The more I work with the NY State English Regents exam, the more I hate it. A big part of it is multiple choice questions, which I generally do not like or use on tests I write. From speaking with people who've taught this to ELLs before, I'm beginning to understand this is the toughest part of the test for them. They're able to master the pseudo-writing for the other parts by memorizing simplistic formulas, but if there are four answers, they really have to pick the right one.
There are strategies. For example, if it says the answer is on lines 5-8, you can underline them and focus right there. In fact, you can underline all the lines to which the questions refer, and then ignore the rest of the piece utterly. It's a real time-saver, and several of my students have figured this out. A lot of my students are from China. From what I hear, testing is a big thing over there. Perhaps my students have looked at these things from angles I'd never have imagined.

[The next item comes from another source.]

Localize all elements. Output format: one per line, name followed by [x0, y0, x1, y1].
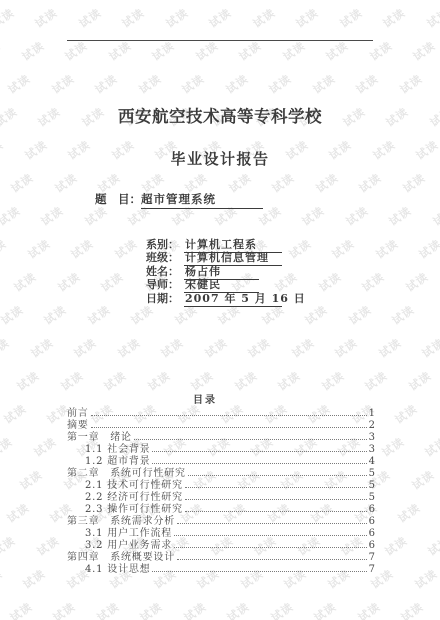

One thing I'd never have imagined is a reading test that doesn't require reading. Yet that's precisely what we have here. I think there was one question about overall theme that may have required a quick scan or so, but for the most part it was look at these lines in isolation and don't fret about the rest.
I'm one of those old-fashioned English teachers who thinks it's our job to inspire children. It seems to me that I ought to be trying to instill a love of language in my students. I want them to love speaking it, hearing it, reading it, and writing it. That's not how David "No one gives a crap what you think or feel" Coleman envisioned Common Core, and whatever they call the test this year, it's still Common Core.
As if that's not enough, I have a whole bunch of students who've studied this test before. Some have passed, and some haven't. But all have taken practice tests, likely as not the ones I'm giving them. So if I pull a set of ten questions and use it for a quiz, for all I know, they've seen and reviewed it before. A colleague suggested I write my own, but I'm not doing that. I don't mind writing materials for my classes, and I do it frequently. But I'm not going to spend my prep time preparing crap.
Also, I'm in half a classroom with the kids sitting at tables of four. The only way I can give a quiz without cheating becoming the national pastime is by putting up dividers. While the dividers preclude a lot of copying, they're far from ideal. This is because no matter where I am, I can't see 80% of my students. How hard would it be to pull up the answers, available on the net, on your phone, and just hide it whenever that awful teacher comes by?
Here's how far I will go with that--The next time I give a ten question quiz, I will rewrite the answers in a different order. I will then check for students who gave the series of answers that's on the test. If anyone has the test answers, I'll be a little suspicious.
I can do this stuff, and I will do this stuff. I'll bet a lot of English teachers come up doing this stuff. I'd wager some have known nothing else. Sadder still, we have children who've known nothing else. This is work for me, and that's it. Taking the test is work for them, and that's it. Of course I've done a lot of other things. I've seen some supervisors who mistake studying the Regents exam for studying English.
How pathetic is it that New York State brings up our children to value prose and poetry not at all, and instead has them indulge in the drudgery this test dumps over their heads? If I were a NY State Regent and my name were attached to a test like this, I'd have trouble sleeping at night.